Jeffrey Crawford, David C. Dale, Nicole M. Kuderer, Eva Culakova, Marek S. Poniewierski, Debra Wolff, and Gary H. Lyman
This study was undertaken to describe the relationship between the occurrence and timing of neutropenic events and chemotherapy treatment in a community-based population of patients with cancer. The study included 2962 patients with breast, lung, colorectal, lymphoma, and ovarian cancers from a prospective U.S. registry of patients initiating a new chemotherapy regimen. Detailed patient-, disease-, and treatment-related data, including toxicities, were captured at baseline, the beginning of each cycle, and each midcycle blood draw for up to 4 cycles of treatment. Primary outcomes included febrile neutropenia (FN), severe neutropenia without fever/infection, and relative dose intensity (RDI). Thirty-seven percent of patients were aged 65 years or older, 43.5% had an Eastern Cooperative Oncology Group performance status of 1 or greater, and 27% had 1 or more comorbidities.

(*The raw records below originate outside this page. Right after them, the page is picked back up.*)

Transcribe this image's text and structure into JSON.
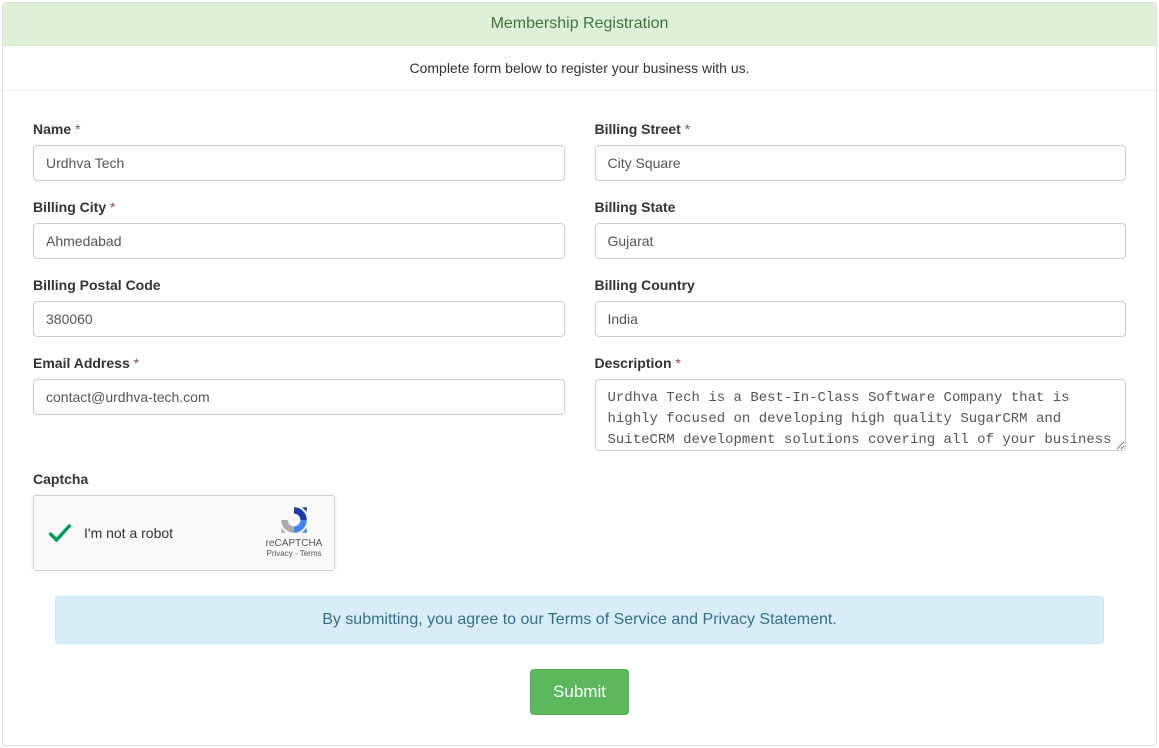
{
  "header": {
    "title": "Membership Registration",
    "subtitle": "Complete form below to register your business with us."
  },
  "form": {
    "name": {
      "label": "Name",
      "required": "*",
      "value": "Urdhva Tech"
    },
    "billing_street": {
      "label": "Billing Street",
      "required": "*",
      "value": "City Square"
    },
    "billing_city": {
      "label": "Billing City",
      "required": "*",
      "value": "Ahmedabad"
    },
    "billing_state": {
      "label": "Billing State",
      "value": "Gujarat"
    },
    "billing_postal_code": {
      "label": "Billing Postal Code",
      "value": "380060"
    },
    "billing_country": {
      "label": "Billing Country",
      "value": "India"
    },
    "email": {
      "label": "Email Address",
      "required": "*",
      "value": "contact@urdhva-tech.com"
    },
    "description": {
      "label": "Description",
      "required": "*",
      "value": "Urdhva Tech is a Best-In-Class Software Company that is highly focused on developing high quality SugarCRM and SuiteCRM development solutions covering all of your business needs with the entire responsibility of"
    }
  },
  "captcha": {
    "label": "Captcha",
    "text": "I'm not a robot",
    "brand": "reCAPTCHA",
    "links": "Privacy - Terms"
  },
  "agreement": "By submitting, you agree to our Terms of Service and Privacy Statement.",
  "submit": "Submit"
}
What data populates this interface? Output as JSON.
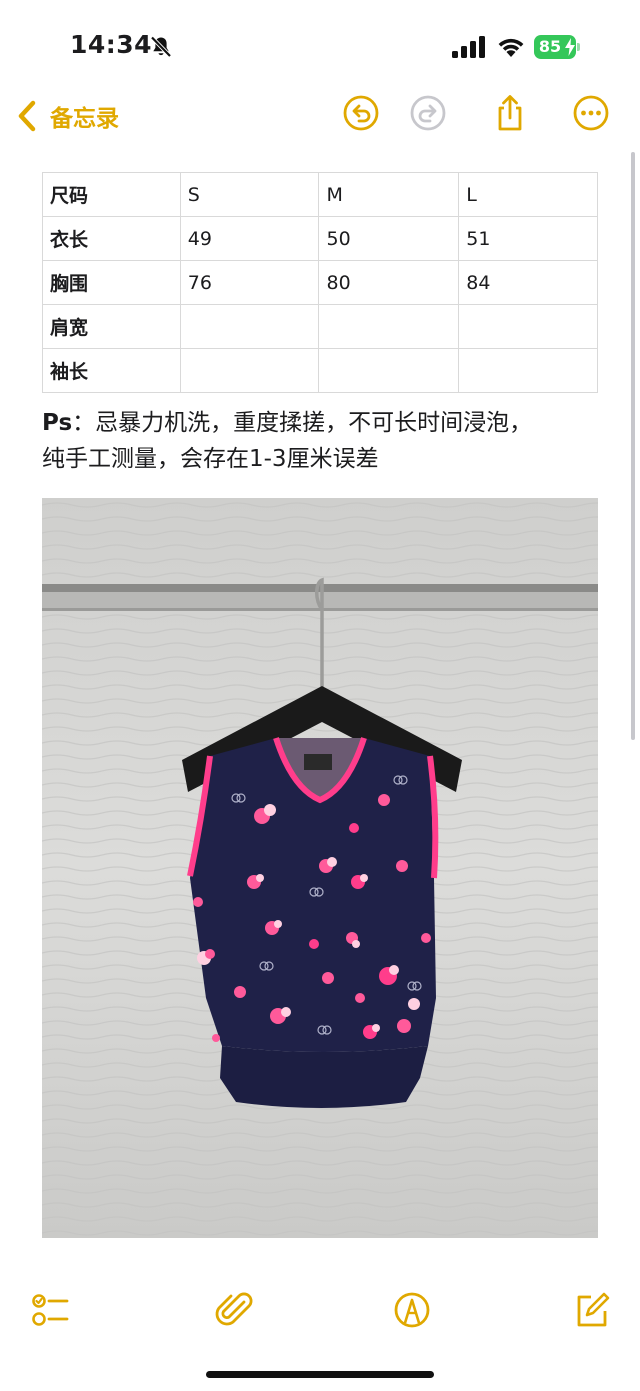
{
  "status_bar": {
    "time": "14:34",
    "battery_level": "85",
    "icons": [
      "bell-slash-icon",
      "cellular-signal-icon",
      "wifi-icon",
      "battery-charging-icon"
    ]
  },
  "nav": {
    "back_label": "备忘录",
    "icons": [
      "chevron-left-icon",
      "undo-icon",
      "redo-icon",
      "share-icon",
      "more-icon"
    ],
    "accent_color": "#e0a800",
    "disabled_color": "#c7c7cc"
  },
  "table": {
    "rows": [
      [
        "尺码",
        "S",
        "M",
        "L"
      ],
      [
        "衣长",
        "49",
        "50",
        "51"
      ],
      [
        "胸围",
        "76",
        "80",
        "84"
      ],
      [
        "肩宽",
        "",
        "",
        ""
      ],
      [
        "袖长",
        "",
        "",
        ""
      ]
    ]
  },
  "note": {
    "ps_label": "Ps",
    "line1": "：忌暴力机洗，重度揉搓，不可长时间浸泡，",
    "line2": "纯手工测量，会存在1-3厘米误差"
  },
  "photo": {
    "subject": "navy sleeveless knit vest with pink floral pattern on hanger",
    "colors": {
      "vest": "#1f2148",
      "trim": "#ff3d8b",
      "wall": "#d8d8d6"
    }
  },
  "toolbar": {
    "icons": [
      "checklist-icon",
      "paperclip-icon",
      "markup-icon",
      "compose-icon"
    ]
  }
}
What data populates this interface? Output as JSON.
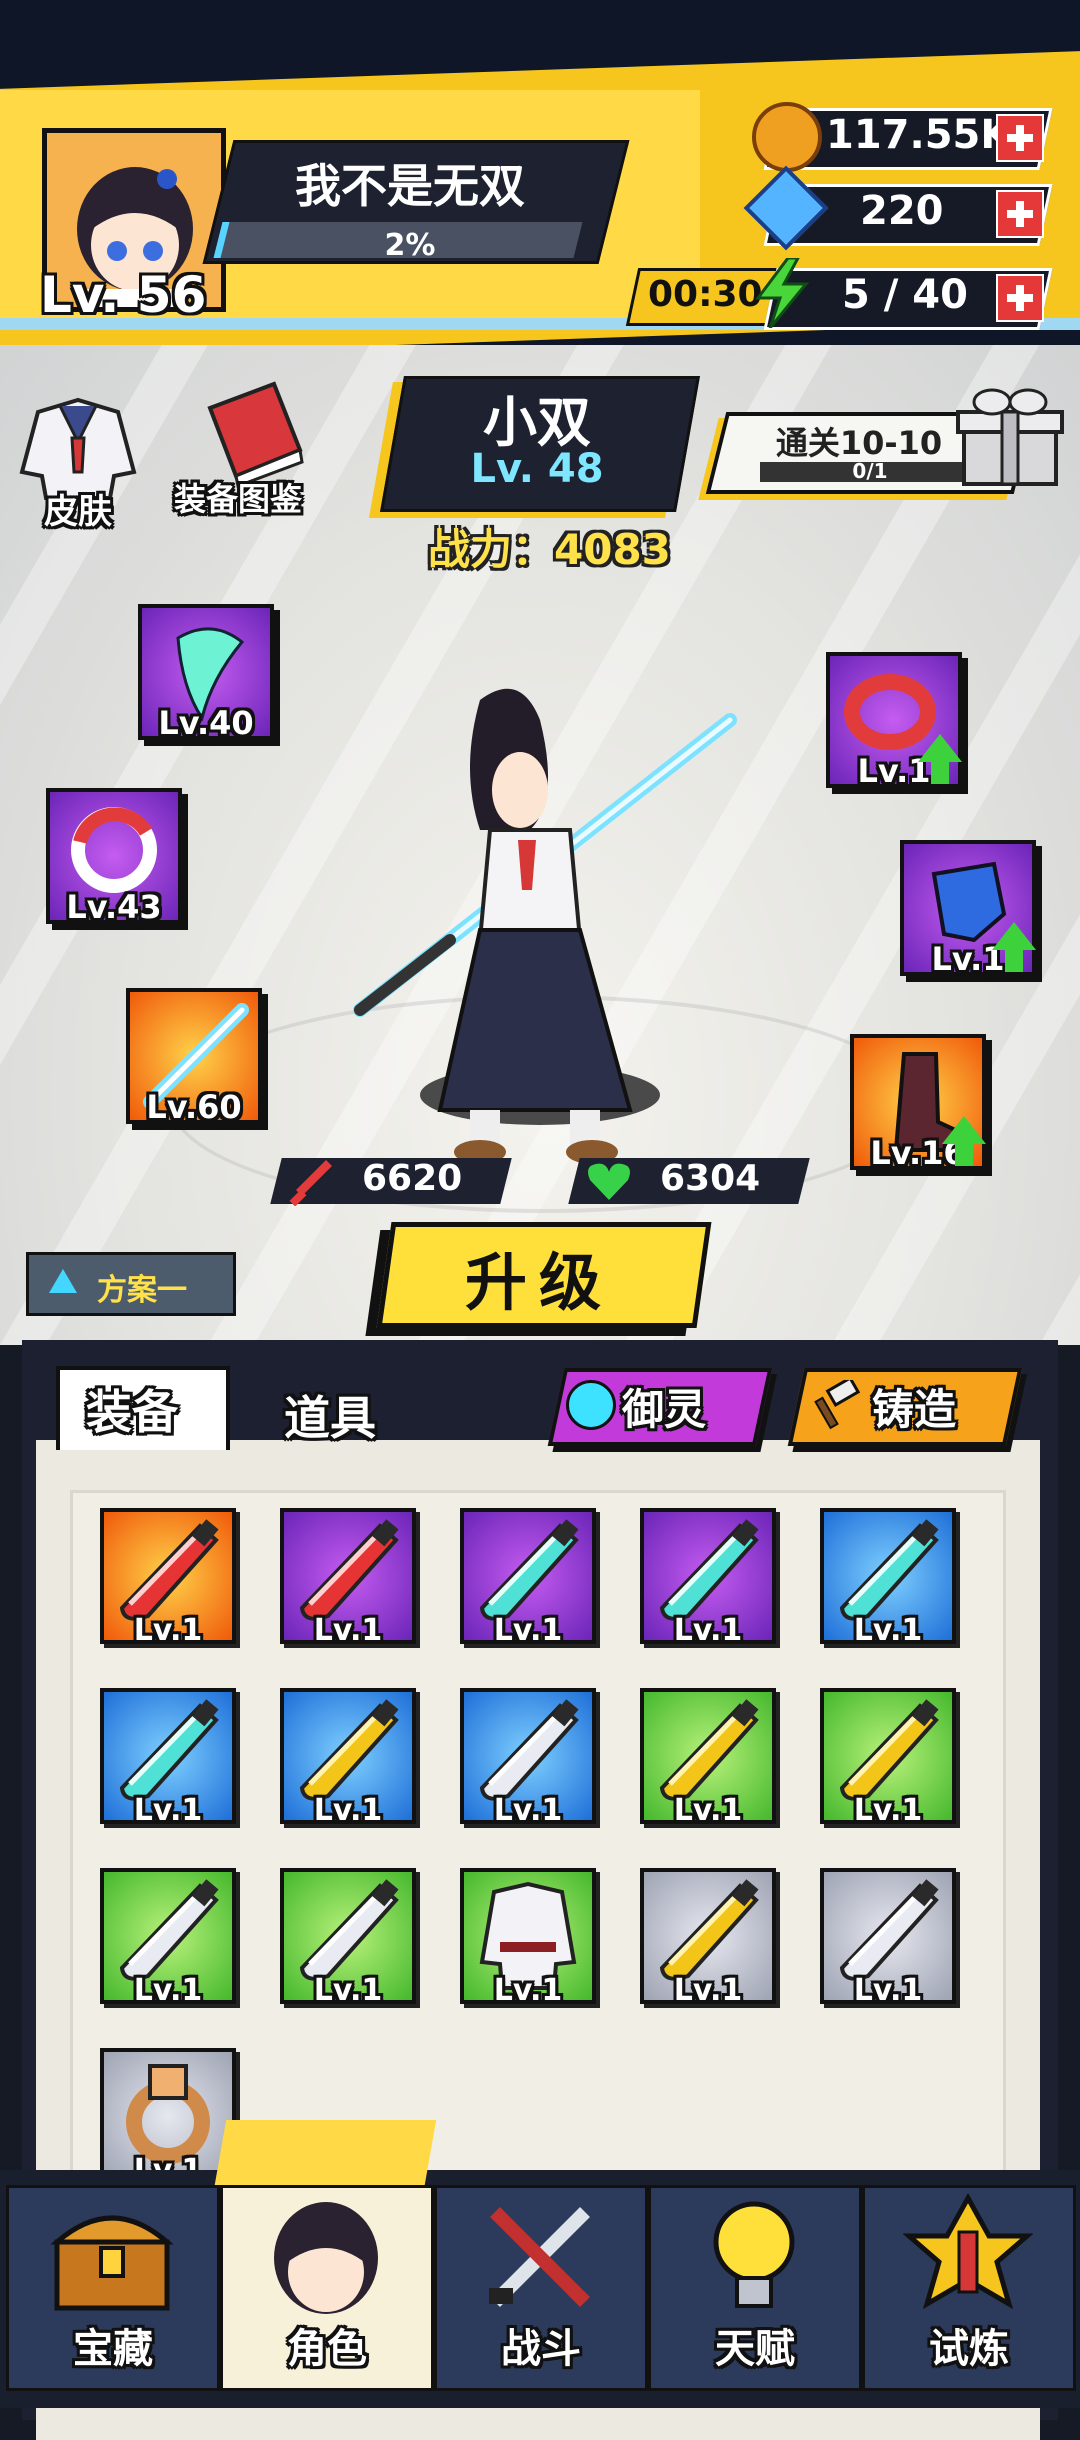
{
  "player": {
    "name": "我不是无双",
    "level": "Lv. 56",
    "progress": "2%"
  },
  "resources": {
    "coins": "117.55K",
    "gems": "220",
    "energy_timer": "00:30",
    "energy": "5 / 40"
  },
  "top_buttons": {
    "skin": "皮肤",
    "codex": "装备图鉴"
  },
  "character": {
    "name": "小双",
    "level": "Lv. 48",
    "power_label": "战力：",
    "power": "4083"
  },
  "quest": {
    "title": "通关10-10",
    "progress": "0/1"
  },
  "equip_slots": {
    "left": [
      {
        "name": "necklace",
        "level": "Lv.40",
        "rarity": "purple"
      },
      {
        "name": "ring",
        "level": "Lv.43",
        "rarity": "purple"
      },
      {
        "name": "weapon",
        "level": "Lv.60",
        "rarity": "orange"
      }
    ],
    "right": [
      {
        "name": "belt",
        "level": "Lv.1",
        "rarity": "purple"
      },
      {
        "name": "gloves",
        "level": "Lv.1",
        "rarity": "purple"
      },
      {
        "name": "boots",
        "level": "Lv.16",
        "rarity": "orange"
      }
    ]
  },
  "stats": {
    "attack": "6620",
    "hp": "6304"
  },
  "upgrade_button": "升级",
  "plan_selector": "方案一",
  "inventory": {
    "tabs": [
      "装备",
      "道具"
    ],
    "active_tab": "装备",
    "actions": {
      "spirit": "御灵",
      "forge": "铸造"
    },
    "items": [
      {
        "rarity": "orange",
        "type": "machete-red",
        "level": "Lv.1"
      },
      {
        "rarity": "purple",
        "type": "machete-red",
        "level": "Lv.1"
      },
      {
        "rarity": "purple",
        "type": "cleaver-teal",
        "level": "Lv.1"
      },
      {
        "rarity": "purple",
        "type": "cleaver-teal",
        "level": "Lv.1"
      },
      {
        "rarity": "blue",
        "type": "cleaver-teal",
        "level": "Lv.1"
      },
      {
        "rarity": "blue",
        "type": "cleaver-teal",
        "level": "Lv.1"
      },
      {
        "rarity": "blue",
        "type": "machete-gold",
        "level": "Lv.1"
      },
      {
        "rarity": "blue",
        "type": "machete-white",
        "level": "Lv.1"
      },
      {
        "rarity": "green",
        "type": "machete-gold",
        "level": "Lv.1"
      },
      {
        "rarity": "green",
        "type": "machete-gold",
        "level": "Lv.1"
      },
      {
        "rarity": "green",
        "type": "machete-white",
        "level": "Lv.1"
      },
      {
        "rarity": "green",
        "type": "machete-white",
        "level": "Lv.1"
      },
      {
        "rarity": "green",
        "type": "uniform",
        "level": "Lv.1"
      },
      {
        "rarity": "grey",
        "type": "machete-gold",
        "level": "Lv.1"
      },
      {
        "rarity": "grey",
        "type": "machete-white",
        "level": "Lv.1"
      },
      {
        "rarity": "grey",
        "type": "ring-bronze",
        "level": "Lv.1"
      }
    ]
  },
  "nav": [
    {
      "label": "宝藏",
      "icon": "treasure-chest-icon"
    },
    {
      "label": "角色",
      "icon": "character-avatar-icon"
    },
    {
      "label": "战斗",
      "icon": "crossed-swords-icon"
    },
    {
      "label": "天赋",
      "icon": "lightbulb-icon"
    },
    {
      "label": "试炼",
      "icon": "trial-emblem-icon"
    }
  ],
  "colors": {
    "accent_yellow": "#f6c61f",
    "dark_navy": "#161a24",
    "plus_red": "#e53838",
    "energy_green": "#3dd23b"
  }
}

Reductions in RDI to less than 85% of standard in the first cycle were planned in 23.6% of patients, whereas primary colony-stimulating factor prophylaxis was used in 18.2%. In the first 3 cycles of treatment, 10.7% of patients experienced FN, with most of these events (58.9%) occurring in the first cycle. This first-cycle pattern was consistently observed despite wide variations in event rates by tumor type, disease stage, chemotherapy regimen and dose, and patient characteristics. Despite frequent planned reductions from standard RDI, the incidence of FN remains high in community oncology practice in the United States. Improved methods of pretreatment assessment of patient risk factors for neutropenia are needed.